La pièce, avec ses meubles en bois sombre et ses rideaux lourds, semblait soudain plus oppressante. Ma mère nous attendait, ses bras croisés, son visage fermé comme un masque d'acier.
“ Que s'est-il passé, Yui ? ” demanda-t-elle, mais je pouvais voir qu'elle connaissait déjà la réponse. Mon père l'avait certainement appelée en chemin.
Je m'assis, la tête baissée, incapable de supporter leurs regards accusateurs.
“ Je suis désolée, mère, père. J'ai juste voulu passer du temps avec mes amies. ”
“ Passer du temps avec des amies ? ” Mon père éclata d'un rire sans joie. “ C'est ainsi que tu nous remercies ? En traînant avec des fréquentations inutiles et en obtenant des notes déplorables ? Regarde ça ! ”

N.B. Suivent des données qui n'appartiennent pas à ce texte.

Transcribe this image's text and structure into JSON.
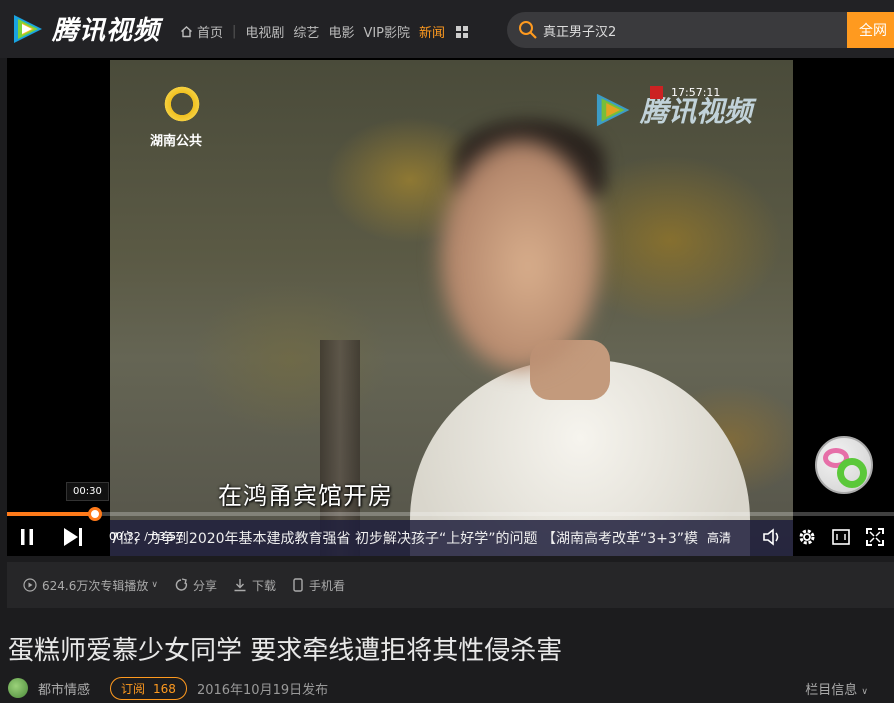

Il brandit mon dernier bulletin de notes, son doigt pointant une note particulièrement basse en mathématiques.
“ Nous t'avons donné toutes les ressources nécessaires pour réussir… ” dit ma mère, sa voix tremblant légèrement de colère. “ Et toi, tu nous trahis ainsi ? ”
“ Je ne voulais pas... Je voulais juste... un peu de liberté… ” murmurai-je, ma voix brisée par la honte et la frustration.
Les mots sortaient difficilement de ma bouche, comme s'ils étaient prisonniers de ma peur.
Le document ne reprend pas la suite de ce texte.